Besides, the floors inside the interrogation rooms were made of linoleum.
Reiko approached the door. As she expected, the mages came alive again and blocked her path. With a snap of her fingers, she vaporized them and pushed on the doorknob. When it refused to budge, Reiko melted the locking mechanism and pushed.
Another identical room awaited her.
“The days of you playing detective are–”
“Maybe it's violence that triggers the mirror effect,” Reiko shut the door. “Do I need Arataki's express permission to leave?”
She reopened the door into the next chamber and returned to her original seat. The interrogation started from the beginning like clockwork.
“The days of you playing detective are over, Reiko Nakamura.”
“What will it take for you to let me go?” Reiko asked.
“I have one condition. You’re to not interrupt the ascension.”
Could it really be that simple, Reiko wondered.
“Sure,” she lied. “I promise I won’t.”
“I’ll fetch a magical contract right away.”
I suppose not.
Reiko circled through half-baked ideas. A hidden key tucked on Arataki’s person. A secret compartment in the ceilings or a passphrase. None of these spy thriller solutions seemed likely to work.
She was running out of time. Reiko recalled an unsettling set of memories, the sight of Natsuko’s body, her eyes closed in a peaceful smile, the walls behind her splattered with her blood.
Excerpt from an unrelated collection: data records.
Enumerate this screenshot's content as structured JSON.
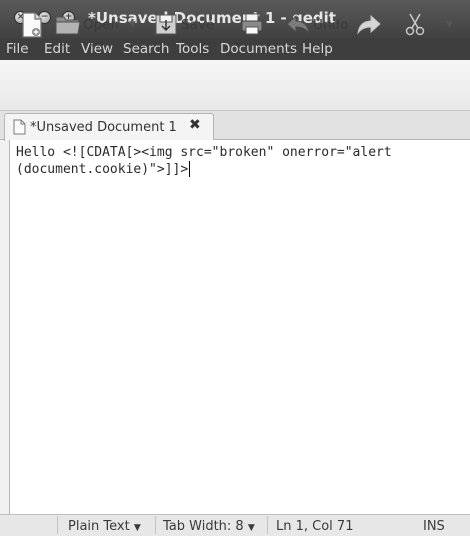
{
  "window": {
    "title": "*Unsaved Document 1 - gedit",
    "controls": {
      "close": "×",
      "minimize": "−",
      "maximize": "+"
    }
  },
  "menu": [
    "File",
    "Edit",
    "View",
    "Search",
    "Tools",
    "Documents",
    "Help"
  ],
  "toolbar": {
    "open_label": "Open",
    "save_label": "Save",
    "undo_label": "Undo",
    "dropdown_arrow": "▼"
  },
  "tab": {
    "label": "*Unsaved Document 1",
    "close_glyph": "✖"
  },
  "editor": {
    "lines": [
      "Hello <![CDATA[><img src=\"broken\" onerror=\"alert",
      "(document.cookie)\">]]>"
    ]
  },
  "statusbar": {
    "language": "Plain Text",
    "tab_width": "Tab Width: 8",
    "position": "Ln 1, Col 71",
    "mode": "INS",
    "arrow": "▼"
  },
  "icons": [
    "close-icon",
    "minimize-icon",
    "maximize-icon",
    "new-document-icon",
    "folder-icon",
    "save-icon",
    "print-icon",
    "undo-icon",
    "redo-icon",
    "cut-icon",
    "document-icon"
  ],
  "colors": {
    "titlebar": "#4a4a46",
    "menubar": "#3e3e3a",
    "toolbar": "#efeeed",
    "editor_bg": "#ffffff",
    "text": "#2a2a2a"
  }
}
She recalled stems and petals ignited in pale fire. She recalled a blistering heat and the moment she was spared by a grace that she did not deserve.
If I can’t even save them, what did you save me for, Natsuko?
A knock on the door arrived.
“That my contract?” Reiko raised an eyebrow. “That was fast.”
The befuddled expression in Arataki’s eyes told her no.
Another knock. Arataki backed away from his seat and motioned to the mages to prepare themselves. Reiko wondered what he expected.
What, did the Tanaka Arataki next door stage a revolt?
At the sound of the third knock, there came a static crackle and the door flickered like a dying light bulb. Between each wink, Reiko spotted a short silhouette firmly pressing their hand against the door from a foreign room.
The electric sputters crescendoed and the interval between each flicker diminished until the door ceased to exist. Baba Yaga stepped into the room, followed closely by her personal guard and, to Reiko’s surprise, Kanna Samukawa.
Kanna looked at Reiko and grinned.
“I told you I had reason to distrust the Commission. Oh, and by the way, when we find him, Mamoru Fujimoto owes me ten whole city blocks.”